Shirley Franklin, co-chair of the Defend Whittington Hospital Coalition, which organised the protest, said: “It’s pathetic how these people have paid £130 just to waltz through the picket line whilst knowing what this government is doing to the NHS. Wes and this government are complete sell-outs: they’ve been tricking people by claiming that NHS waiting lists are down whilst they sell it off to the highest bidder. We’re here to campaign against Wes on three issues: cuts to services and staff, contracts with Palantir who now have their fingers all over our personal health data, and the reintroduction of Private Finance Initiative (PFI).”

Wes Streeting
Dr Jonathan Fluxman, a retired GP who worked in the NHS for 25 years, said that Mr Streeting was a “pretend friend” of the NHS, who was actively engaged in privatising the service.
He told the Tribune: “Mr Streeting is unfit for office and should resign. He is taking large sums of money from private companies like Palantir who want lucrative contracts to provide healthcare to the public. The effect is that our personal health data ends up in the hands of a private company embedded in the military-surveillance system in the US and Israel.”

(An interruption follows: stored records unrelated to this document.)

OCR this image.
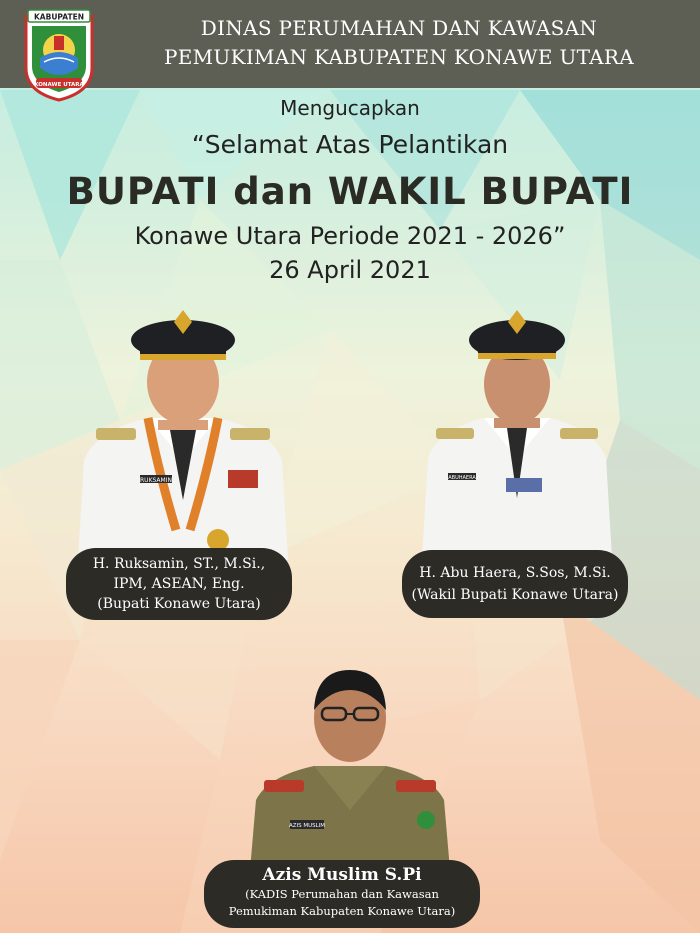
KABUPATEN
KONAWE UTARA
DINAS PERUMAHAN DAN KAWASAN
PEMUKIMAN KABUPATEN KONAWE UTARA
Mengucapkan
“Selamat Atas Pelantikan
BUPATI dan WAKIL BUPATI
Konawe Utara Periode 2021 - 2026”
26 April 2021
RUKSAMIN	ABUHAERA
AZIS MUSLIM
H. Ruksamin, ST., M.Si.,
IPM, ASEAN, Eng.
(Bupati Konawe Utara)
H. Abu Haera, S.Sos, M.Si.
(Wakil Bupati Konawe Utara)
Azis Muslim S.Pi
(KADIS Perumahan dan Kawasan
Pemukiman Kabupaten Konawe Utara)
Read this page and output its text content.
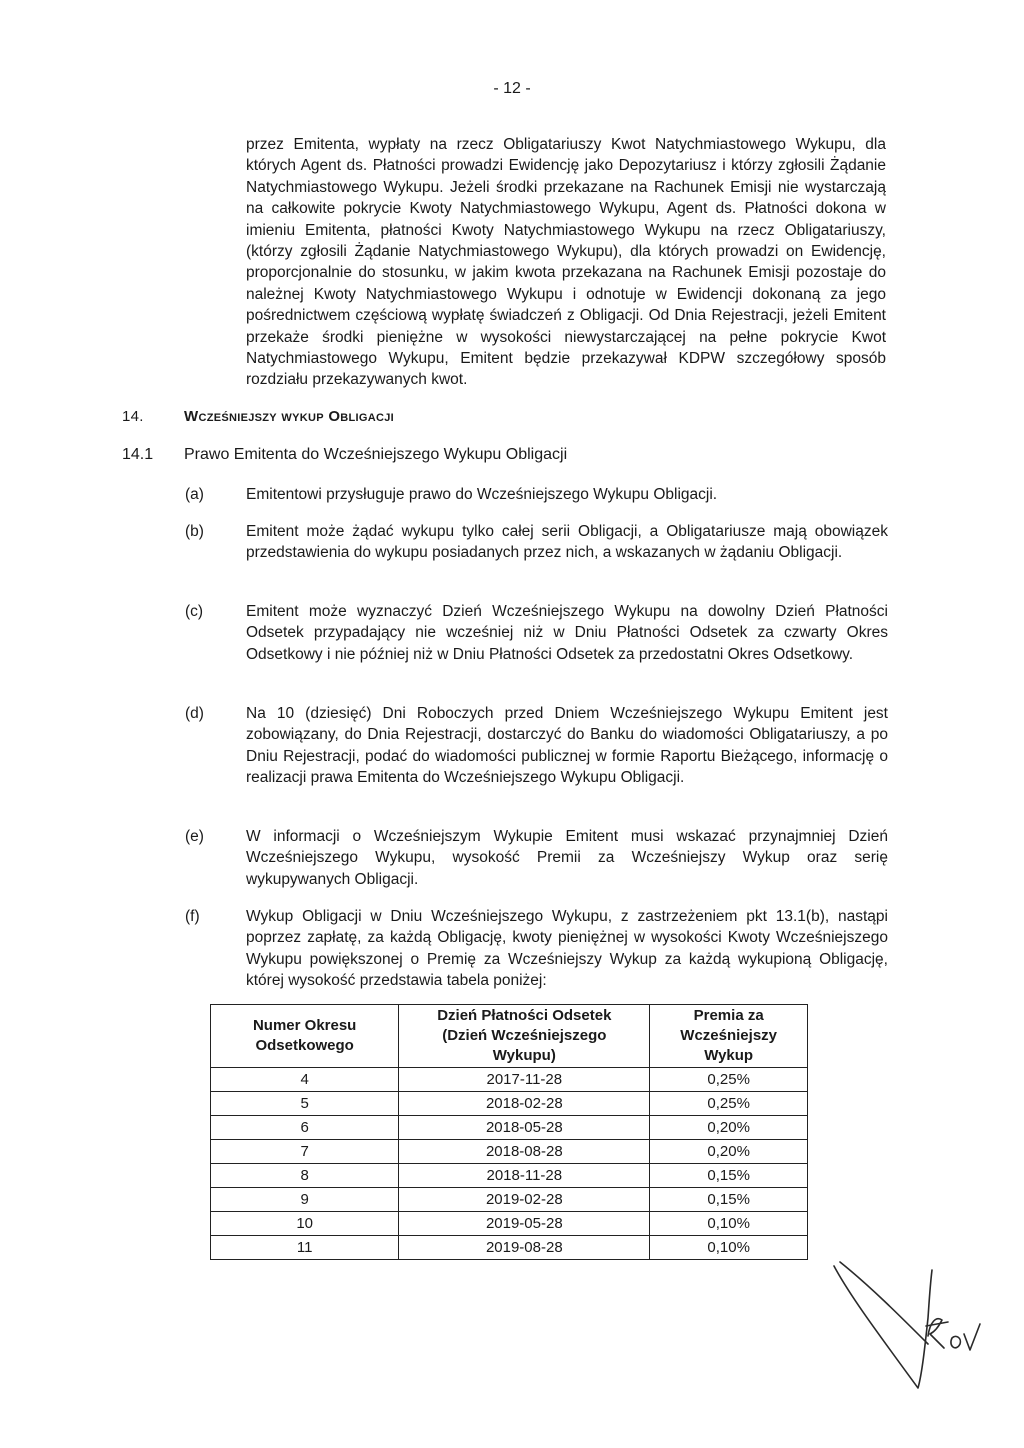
- 12 -

przez Emitenta, wypłaty na rzecz Obligatariuszy Kwot Natychmiastowego Wykupu, dla których Agent ds. Płatności prowadzi Ewidencję jako Depozytariusz i którzy zgłosili Żądanie Natychmiastowego Wykupu. Jeżeli środki przekazane na Rachunek Emisji nie wystarczają na całkowite pokrycie Kwoty Natychmiastowego Wykupu, Agent ds. Płatności dokona w imieniu Emitenta, płatności Kwoty Natychmiastowego Wykupu na rzecz Obligatariuszy, (którzy zgłosili Żądanie Natychmiastowego Wykupu), dla których prowadzi on Ewidencję, proporcjonalnie do stosunku, w jakim kwota przekazana na Rachunek Emisji pozostaje do należnej Kwoty Natychmiastowego Wykupu i odnotuje w Ewidencji dokonaną za jego pośrednictwem częściową wypłatę świadczeń z Obligacji. Od Dnia Rejestracji, jeżeli Emitent przekaże środki pieniężne w wysokości niewystarczającej na pełne pokrycie Kwot Natychmiastowego Wykupu, Emitent będzie przekazywał KDPW szczegółowy sposób rozdziału przekazywanych kwot.

14.	Wcześniejszy wykup Obligacji
14.1 Prawo Emitenta do Wcześniejszego Wykupu Obligacji
(a)	Emitentowi przysługuje prawo do Wcześniejszego Wykupu Obligacji.
(b)	Emitent może żądać wykupu tylko całej serii Obligacji, a Obligatariusze mają obowiązek przedstawienia do wykupu posiadanych przez nich, a wskazanych w żądaniu Obligacji.
(c)	Emitent może wyznaczyć Dzień Wcześniejszego Wykupu na dowolny Dzień Płatności Odsetek przypadający nie wcześniej niż w Dniu Płatności Odsetek za czwarty Okres Odsetkowy i nie później niż w Dniu Płatności Odsetek za przedostatni Okres Odsetkowy.
(d)	Na 10 (dziesięć) Dni Roboczych przed Dniem Wcześniejszego Wykupu Emitent jest zobowiązany, do Dnia Rejestracji, dostarczyć do Banku do wiadomości Obligatariuszy, a po Dniu Rejestracji, podać do wiadomości publicznej w formie Raportu Bieżącego, informację o realizacji prawa Emitenta do Wcześniejszego Wykupu Obligacji.
(e)	W informacji o Wcześniejszym Wykupie Emitent musi wskazać przynajmniej Dzień Wcześniejszego Wykupu, wysokość Premii za Wcześniejszy Wykup oraz serię wykupywanych Obligacji.
(f)	Wykup Obligacji w Dniu Wcześniejszego Wykupu, z zastrzeżeniem pkt 13.1(b), nastąpi poprzez zapłatę, za każdą Obligację, kwoty pieniężnej w wysokości Kwoty Wcześniejszego Wykupu powiększonej o Premię za Wcześniejszy Wykup za każdą wykupioną Obligację, której wysokość przedstawia tabela poniżej:
Numer Okresu Odsetkowego	Dzień Płatności Odsetek (Dzień Wcześniejszego Wykupu)	Premia za Wcześniejszy Wykup
4	2017-11-28	0,25%
5	2018-02-28	0,25%
6	2018-05-28	0,20%
7	2018-08-28	0,20%
8	2018-11-28	0,15%
9	2019-02-28	0,15%
10	2019-05-28	0,10%
11	2019-08-28	0,10%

Dr Fluxman, who grew up in Apartheid South Africa but relocated to the UK and studied medicine here, said that the NHS’s public ownership model was one of the UK’s best assets and should be protected at all costs.
He further warned that the introduction of PFI funding schemes and privatisation of the NHS risked cascading down a slippery slope that could ultimately lead to a US-style healthcare system, in which ordinary people are put out of pocket just to pay for their own essential healthcare.
Downing Street spinners claimed Mr Streeting was planning a leadership coup earlier this year, only for them to reverse on the claim.
More recently, the health secretary has had to distance himself from his one-time close friend Lord Peter Mandelson after revelations in the Epstein file.
Lord Mandelson was himself treated as a star guest on Labour’s campaign trail in Islington at the last election, before more was known about his friendship with the trafficker.
A Palantir spokesperson said: “We are humbled to serve the NHS and proud that our software is helping to improve patient care and reduce waiting lists – having delivered 100,000 additional operations and counting. But that is what we do – provide software. We have no interest in selling or commercialising data in any way, and, in any case, we are legally and contractually prevented from doing so, with the customer in full control.”
In relation to the founders’ past comments about the NHS, they added: “Peter Thiel made those comments as a private individual and our CEO has made it clear he firmly disagrees with them and that he wishes ‘we had a health care system in the US that served the poor and underserved as well as I perceive the British system does’.”
The Islington Labour Party said Mr Streeting was a guest for “part” of the event, and that protesters outside were entitled to express their views and it had not disrupted the event.